身後傳來兄長冰冷的話語,每一個字都像淬了毒的針,紮進我的魂魄裏。
“為了逼我們低頭,竟連自己最貼身的丫鬟都能舍棄,用這出苦肉計來博同情,真是好狠的心。”
爹爹也跟著歎氣,語氣裏是徹骨的失望:
“早該知道,她能縱容畜生傷人,心腸又能好到哪裏去。我們竟被她騙了這麼多年,以為她隻是驕縱,沒想到心思深沉至此。
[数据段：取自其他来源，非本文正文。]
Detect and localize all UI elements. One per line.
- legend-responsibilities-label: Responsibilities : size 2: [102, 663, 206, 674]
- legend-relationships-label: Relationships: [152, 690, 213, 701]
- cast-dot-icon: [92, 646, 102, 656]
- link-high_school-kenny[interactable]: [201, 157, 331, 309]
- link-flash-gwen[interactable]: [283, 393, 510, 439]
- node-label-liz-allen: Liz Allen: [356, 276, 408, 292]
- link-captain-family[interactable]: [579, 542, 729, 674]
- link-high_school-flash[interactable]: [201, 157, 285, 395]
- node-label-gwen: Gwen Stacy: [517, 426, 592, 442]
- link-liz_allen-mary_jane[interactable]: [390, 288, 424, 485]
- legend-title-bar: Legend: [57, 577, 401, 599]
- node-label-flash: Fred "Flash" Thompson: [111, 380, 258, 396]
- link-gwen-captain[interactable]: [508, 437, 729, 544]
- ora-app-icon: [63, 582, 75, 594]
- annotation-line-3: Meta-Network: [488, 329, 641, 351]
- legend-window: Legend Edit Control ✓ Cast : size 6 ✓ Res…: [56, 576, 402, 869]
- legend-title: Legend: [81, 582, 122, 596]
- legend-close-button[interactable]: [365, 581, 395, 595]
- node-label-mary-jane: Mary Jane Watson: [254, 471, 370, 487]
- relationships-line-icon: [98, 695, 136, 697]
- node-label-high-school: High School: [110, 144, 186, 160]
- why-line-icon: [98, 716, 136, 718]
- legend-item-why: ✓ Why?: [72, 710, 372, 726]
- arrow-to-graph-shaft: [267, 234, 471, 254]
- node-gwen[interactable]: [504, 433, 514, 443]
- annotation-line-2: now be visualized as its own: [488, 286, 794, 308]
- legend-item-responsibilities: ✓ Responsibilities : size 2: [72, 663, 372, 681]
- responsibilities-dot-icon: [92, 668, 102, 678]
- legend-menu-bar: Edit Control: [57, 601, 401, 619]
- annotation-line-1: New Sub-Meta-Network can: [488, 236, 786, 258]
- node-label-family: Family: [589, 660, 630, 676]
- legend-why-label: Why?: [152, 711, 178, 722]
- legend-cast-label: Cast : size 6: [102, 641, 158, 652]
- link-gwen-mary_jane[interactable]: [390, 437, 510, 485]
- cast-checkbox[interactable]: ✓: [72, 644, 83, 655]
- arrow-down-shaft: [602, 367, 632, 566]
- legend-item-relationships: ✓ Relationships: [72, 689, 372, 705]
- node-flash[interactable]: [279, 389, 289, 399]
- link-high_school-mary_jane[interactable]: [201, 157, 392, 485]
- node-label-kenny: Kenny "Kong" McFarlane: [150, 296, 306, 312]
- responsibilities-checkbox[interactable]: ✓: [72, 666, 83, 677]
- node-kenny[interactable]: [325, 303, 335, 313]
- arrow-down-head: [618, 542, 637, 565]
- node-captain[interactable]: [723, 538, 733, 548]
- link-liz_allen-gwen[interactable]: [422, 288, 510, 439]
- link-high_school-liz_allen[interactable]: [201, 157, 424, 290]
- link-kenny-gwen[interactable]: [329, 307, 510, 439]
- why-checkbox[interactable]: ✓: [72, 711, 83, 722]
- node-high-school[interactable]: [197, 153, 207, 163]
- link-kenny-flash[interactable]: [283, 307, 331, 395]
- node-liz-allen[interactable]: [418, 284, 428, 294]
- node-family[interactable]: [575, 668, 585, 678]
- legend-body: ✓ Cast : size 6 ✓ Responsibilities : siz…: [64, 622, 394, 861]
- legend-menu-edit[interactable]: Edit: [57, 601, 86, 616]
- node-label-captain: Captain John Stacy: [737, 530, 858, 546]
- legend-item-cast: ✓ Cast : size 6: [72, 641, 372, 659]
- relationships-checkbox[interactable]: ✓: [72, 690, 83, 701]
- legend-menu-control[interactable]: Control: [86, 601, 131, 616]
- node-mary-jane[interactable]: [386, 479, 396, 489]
”
“我沒有!我沒有!”
我哭得撕心裂肺,拚命地搖頭。
“不是我!你們為什麼就是不信我......”
可他們聽不見。
他們轉身,一左一右地站在林清清身邊,溫聲安撫著她。
“清清,別怕,讓你受委屈了。”
“這事與你無關,是她自己心術不正。”
他們三個其樂融融的模樣,隻覺得魂魄都冷得快要消散。
就在這時,一個下人匆匆跑了進來。
“將軍,少爺,門外......鎮遠侯求見。”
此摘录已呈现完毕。